A Pearle, principal federação europeia do sector da música e das artes performativas, condena igualmente “a decisão do Governo português de destituir Francisca Carneiro Fernandes”, ao mesmo tempo que “apela à transparência e ao esclarecimento dos motivos deste despedimento e à correcta aplicação dos procedimentos a seguir nestes casos, no interesse de todos”.

Congregando mais de 13 mil entidades, espaços e gestores culturais europeus, a Pearle elogia o contributo “valioso” de Francisca Carneiro Fernandes para esta organização e postula: “Tem sido uma força motriz na criação de uma associação colaborativa em Portugal nas artes performativas e contribuiu largamente para o desenvolvimento de um estatuto específico do artista em Portugal”, lê-se no comunicado, numa referência ao Estatuto dos Profissionais da Área da Cultura, que entrou em vigor de forma faseada em 2022, e em cuja criação a ex-dirigente do CCB participou, a par de muitas outras entidades do tecido cultural português, como presidente da associação Performart.

PS quer explicações

Por cá, o PS já requereu a presença da ministra da Cultura no parlamento, com carácter de urgência, para prestar esclarecimentos sobre o "novo rumo" do CCB e as opções políticas do Governo para aquele equipamento. O requerimento vai ser votado esta terça-feira na Comissão parlamentar de Cultura, Comunicação, Juventude e Desporto.
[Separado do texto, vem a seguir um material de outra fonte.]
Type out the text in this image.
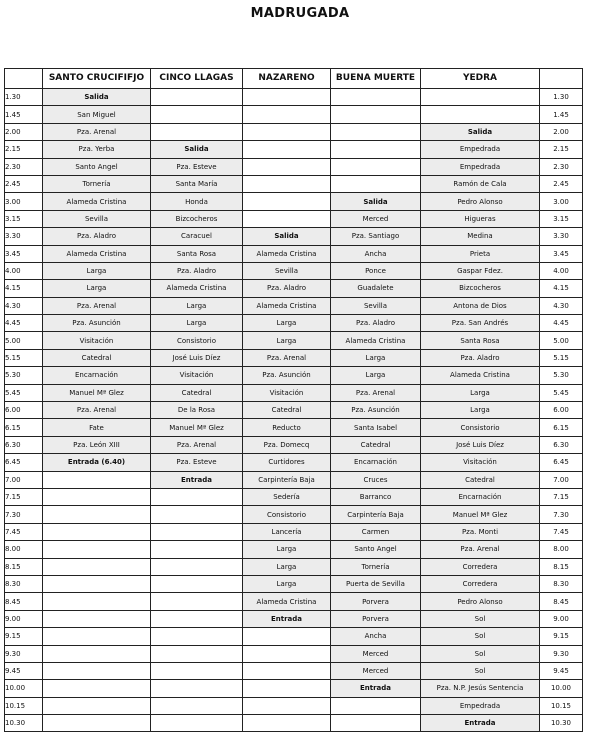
MADRUGADA
	SANTO CRUCIFIFJO	CINCO LLAGAS	NAZARENO	BUENA MUERTE	YEDRA	
1.30	Salida					1.30
1.45	San Miguel					1.45
2.00	Pza. Arenal				Salida	2.00
2.15	Pza. Yerba	Salida			Empedrada	2.15
2.30	Santo Angel	Pza. Esteve			Empedrada	2.30
2.45	Tornería	Santa María			Ramón de Cala	2.45
3.00	Alameda Cristina	Honda		Salida	Pedro Alonso	3.00
3.15	Sevilla	Bizcocheros		Merced	Higueras	3.15
3.30	Pza. Aladro	Caracuel	Salida	Pza. Santiago	Medina	3.30
3.45	Alameda Cristina	Santa Rosa	Alameda Cristina	Ancha	Prieta	3.45
4.00	Larga	Pza. Aladro	Sevilla	Ponce	Gaspar Fdez.	4.00
4.15	Larga	Alameda Cristina	Pza. Aladro	Guadalete	Bizcocheros	4.15
4.30	Pza. Arenal	Larga	Alameda Cristina	Sevilla	Antona de Dios	4.30
4.45	Pza. Asunción	Larga	Larga	Pza. Aladro	Pza. San Andrés	4.45
5.00	Visitación	Consistorio	Larga	Alameda Cristina	Santa Rosa	5.00
5.15	Catedral	José Luis Díez	Pza. Arenal	Larga	Pza. Aladro	5.15
5.30	Encarnación	Visitación	Pza. Asunción	Larga	Alameda Cristina	5.30
5.45	Manuel Mª Glez	Catedral	Visitación	Pza. Arenal	Larga	5.45
6.00	Pza. Arenal	De la Rosa	Catedral	Pza. Asunción	Larga	6.00
6.15	Fate	Manuel Mª Glez	Reducto	Santa Isabel	Consistorio	6.15
6.30	Pza. León XIII	Pza. Arenal	Pza. Domecq	Catedral	José Luis Díez	6.30
6.45	Entrada (6.40)	Pza. Esteve	Curtidores	Encarnación	Visitación	6.45
7.00		Entrada	Carpintería Baja	Cruces	Catedral	7.00
7.15			Sedería	Barranco	Encarnación	7.15
7.30			Consistorio	Carpintería Baja	Manuel Mª Glez	7.30
7.45			Lancería	Carmen	Pza. Monti	7.45
8.00			Larga	Santo Angel	Pza. Arenal	8.00
8.15			Larga	Tornería	Corredera	8.15
8.30			Larga	Puerta de Sevilla	Corredera	8.30
8.45			Alameda Cristina	Porvera	Pedro Alonso	8.45
9.00			Entrada	Porvera	Sol	9.00
9.15				Ancha	Sol	9.15
9.30				Merced	Sol	9.30
9.45				Merced	Sol	9.45
10.00				Entrada	Pza. N.P. Jesús Sentencia	10.00
10.15					Empedrada	10.15
10.30					Entrada	10.30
Foi ao final da tarde de sexta-feira que a ministra da Cultura afastou Francisca Carneiro Fernandes, invocando “necessidade de imprimir nova orientação” à Fundação CCB. Nomeada pelo anterior governo socialista em Dezembro de 2023, a gestora disse ao PÚBLICO ter sido “surpreendida” pela decisão da ministra, fazendo um balanço positivo do ano em que conduziu a administração do centro cultural lisboeta. A decisão foi tomada no último dia útil do prazo legal plasmado no Estatuto do Gestor Público para uma destituição "por mera conveniência", ou seja sem obrigação de fundamentar a decisão ou de pagar indemnização.
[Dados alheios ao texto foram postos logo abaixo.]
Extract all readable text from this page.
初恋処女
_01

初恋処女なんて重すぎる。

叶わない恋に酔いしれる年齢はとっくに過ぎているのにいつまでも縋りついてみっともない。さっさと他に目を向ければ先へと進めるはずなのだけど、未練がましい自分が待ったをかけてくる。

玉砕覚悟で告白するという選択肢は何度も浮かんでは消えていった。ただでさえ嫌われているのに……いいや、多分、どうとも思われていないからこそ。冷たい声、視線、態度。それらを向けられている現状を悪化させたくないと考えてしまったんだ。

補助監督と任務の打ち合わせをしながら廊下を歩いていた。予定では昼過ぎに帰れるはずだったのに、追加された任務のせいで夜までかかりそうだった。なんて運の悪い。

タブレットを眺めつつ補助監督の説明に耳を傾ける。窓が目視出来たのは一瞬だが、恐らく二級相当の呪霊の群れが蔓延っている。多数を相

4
Francisca Carneiro Fernandes será substituída no cargo pelo historiador de arte e director da delegação francesa da Fundação Calouste Gulbenkian Nuno Vassallo e Silva, que entrará em funções em Janeiro. Os outros dois administradores da fundação, Delfim Sardo e Madalena Reis, mantêm-se.
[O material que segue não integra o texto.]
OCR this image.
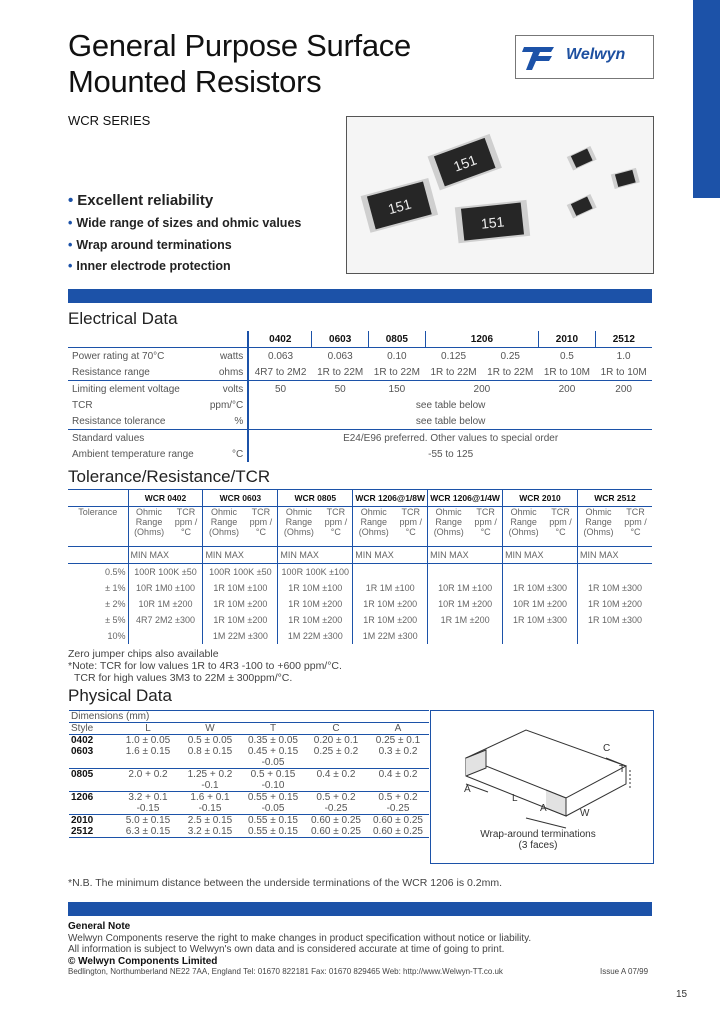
General Purpose Surface
Mounted Resistors
WCR SERIES
Welwyn
151
151
151
• Excellent reliability
• Wide range of sizes and ohmic values
• Wrap around terminations
• Inner electrode protection
Electrical Data
		0402	0603	0805	1206		2010	2512
Power rating at 70°C	watts	0.063	0.063	0.10	0.125	0.25	0.5	1.0
Resistance range	ohms	4R7 to 2M2	1R to 22M	1R to 22M	1R to 22M	1R to 22M	1R to 10M	1R to 10M
Limiting element voltage	volts	50	50	150	200		200	200
TCR	ppm/°C	see table below						
Resistance tolerance	%	see table below						
Standard values		E24/E96 preferred. Other values to special order						
Ambient temperature range	°C	-55 to 125						
Tolerance/Resistance/TCR
	WCR 0402		WCR 0603		WCR 0805		WCR 1206@1/8W		WCR 1206@1/4W		WCR 2010		WCR 2512	
Tolerance	Ohmic Range (Ohms)	TCR ppm /°C	Ohmic Range (Ohms)	TCR ppm /°C	Ohmic Range (Ohms)	TCR ppm /°C	Ohmic Range (Ohms)	TCR ppm /°C	Ohmic Range (Ohms)	TCR ppm /°C	Ohmic Range (Ohms)	TCR ppm /°C	Ohmic Range (Ohms)	TCR ppm /°C
	MIN MAX		MIN MAX		MIN MAX		MIN MAX		MIN MAX		MIN MAX		MIN MAX	
0.5%	100R 100K ±50		100R 100K ±50		100R 100K ±100									
± 1%	10R 1M0 ±100		1R 10M ±100		1R 10M ±100		1R 1M ±100		10R 1M ±100		1R 10M ±300		1R 10M ±300	
± 2%	10R 1M ±200		1R 10M ±200		1R 10M ±200		1R 10M ±200		10R 1M ±200		10R 1M ±200		1R 10M ±200	
± 5%	4R7 2M2 ±300		1R 10M ±200		1R 10M ±200		1R 10M ±200		1R 1M ±200		1R 10M ±300		1R 10M ±300	
10%			1M 22M ±300		1M 22M ±300		1M 22M ±300							
Zero jumper chips also available
*Note: TCR for low values 1R to 4R3 -100 to +600 ppm/°C.
TCR for high values 3M3 to 22M ± 300ppm/°C.
Physical Data
Dimensions (mm)					
Style	L	W	T	C	A
0402	1.0 ± 0.05	0.5 ± 0.05	0.35 ± 0.05	0.20 ± 0.1	0.25 ± 0.1
0603	1.6 ± 0.15	0.8 ± 0.15	0.45 + 0.15 -0.05	0.25 ± 0.2	0.3 ± 0.2
0805	2.0 + 0.2	1.25 + 0.2 -0.1	0.5 + 0.15 -0.10	0.4 ± 0.2	0.4 ± 0.2
1206	3.2 + 0.1 -0.15	1.6 + 0.1 -0.15	0.55 + 0.15 -0.05	0.5 + 0.2 -0.25	0.5 + 0.2 -0.25
2010	5.0 ± 0.15	2.5 ± 0.15	0.55 ± 0.15	0.60 ± 0.25	0.60 ± 0.25
2512	6.3 ± 0.15	3.2 ± 0.15	0.55 ± 0.15	0.60 ± 0.25	0.60 ± 0.25
C
T
A
A
L
W
Wrap-around terminations
(3 faces)
*N.B. The minimum distance between the underside terminations of the WCR 1206 is 0.2mm.
General Note
Welwyn Components reserve the right to make changes in product specification without notice or liability.
All information is subject to Welwyn's own data and is considered accurate at time of going to print.
© Welwyn Components Limited
Bedlington, Northumberland NE22 7AA, England Tel: 01670 822181 Fax: 01670 829465 Web: http://www.Welwyn-TT.co.uk	Issue A 07/99
15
Considerando que é reconhecido "o impulso" dado ao CCB no mandato que a ministra da Cultura optou por interromper, e admitindo embora que as nomeações são uma opção do Governo e podem assentar "em critérios exclusivamente políticos e da responsabilidade da tutela", os deputados do PS entendem que "cumpre aferir o que se pretende para o futuro do CCB e para a política cultural de apoio às artes, que fica uma vez mais em causa com as opções que estão a ser seguidas e que estão a causar inquietação no sector e agentes culturais".

A exoneração de Francisca Carneiro Rodrigues gerou de imediato contestação, primeiro através de uma carta da comissão de trabalhadores da fundação, que “lamenta profundamente” o afastamento de uma presidente que demonstrou “abertura de diálogo e vontade imediata de resolver falhas sistémicas” no CCB. Um dia depois, no sábado, surgiu a petição pública que exige “uma clarificação da situação criada" pela “ministra, considerando "claramente insuficiente o argumento do 'novo rumo'". A petição pública assumiu a forma de uma carta aberta a Luís Montenegro que questiona por que razão este afastamento teve lugar antes da "apresentação à tutela dos objectivos estratégicos 2025/2027 solicitados pela ministra".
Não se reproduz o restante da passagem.